At that stage, Boyne had a goal in mind. He wanted to have his first published book in the shops by 30 and he didn't think that was an unrealistic goal. In addition, since leaving school, he started to attack life and live it more fully, squeezing the most out of his days.
"As I got older, I thought about my childhood and I became aware that I had thrown away some portions of my youth a little bit," he says. "I became determined to live an exciting life and I'm still determined to live an exciting life. I really fill every moment of every day. I don't laze around watching TV all day. I write and I travel a lot for work. I try to fill all those times when I'm away and when I'm not working. I'm interested in the world. I don't want to be boring. I want to live."
After The Boy in the Striped Pyjamas, Boyne was suddenly asked to go to book festivals, and to give talks and readings. Part of this new life meant that he would have to become confident and stand up on stage and connect with people. He may have been too shy to pursue an acting career, but these events give him an audience. And he revels in being in theatres. Standing backstage, in the wings, he thinks of what might have been had he decided to act, but he is keen to point out that writing is not his second choice.
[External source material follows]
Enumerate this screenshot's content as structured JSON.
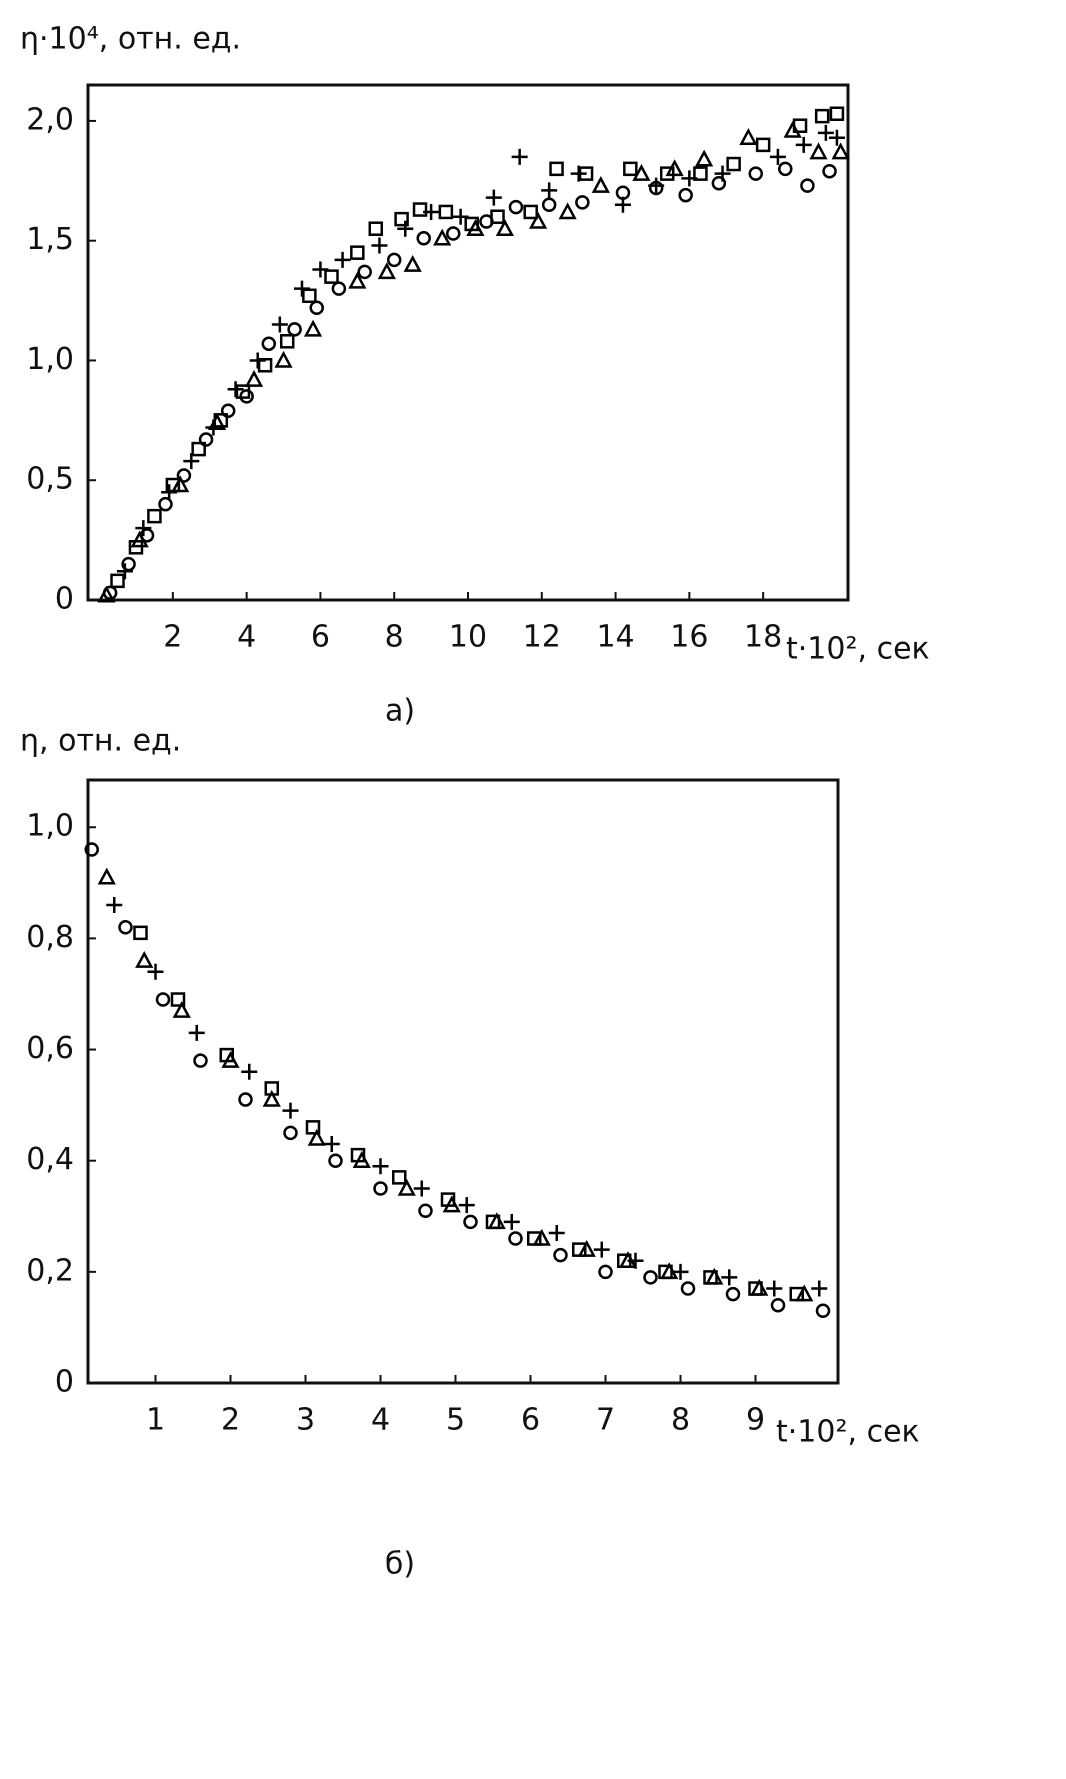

"I love writing," he stresses. "One half of your life is solitary but then the other half is quite public. Maybe I could have become an actor, but as a kid I didn't join the drama society, and because of that I try to make the most of every opportunity that comes along. That's why I write so much and work so hard. I'm conscious of time and life, and I do as much as I possibly can. I'll never be the kind of writer who takes 10 years to write a novel."
When Boyne finished his course, he came back to Dublin with a plan. He would work in a bookshop -- Waterstone's -- and spend all his spare time writing. He had imagined it would be an easy job. He tells me it was demanding but highly enjoyable. While working in the shop, he would meet authors who were doing readings. People such as Tobias Wolff, Carol Shields and Richard Ford would wish him well with his work. Being in that community of books and writers helped him enormously. After his second book, and seven years in the store, he decided to take a year off to dedicate himself to writing full-time. He moved down to Wexford and lived on his savings. "It was a risk, but a risk I felt I needed to take," he says.
Out of that time came The Boy in the Striped Pyjamas. Since then, he has continued to soar.
These days, Boyne lives in Rathfarnham with his partner. He prefers not to mention his name, but he tells me that he has nothing to do with the writing world. They enjoy their life together, they play squash and, after Christmas, they will go on a long break to Sydney.
"The Boy in the Striped Pyjamas gave me a huge confidence boost," he says with a smile. "I completely changed as a person."
And that has made all the difference. Timid no more, these days he is happy to take on the world in his writing and in his life. Bravo.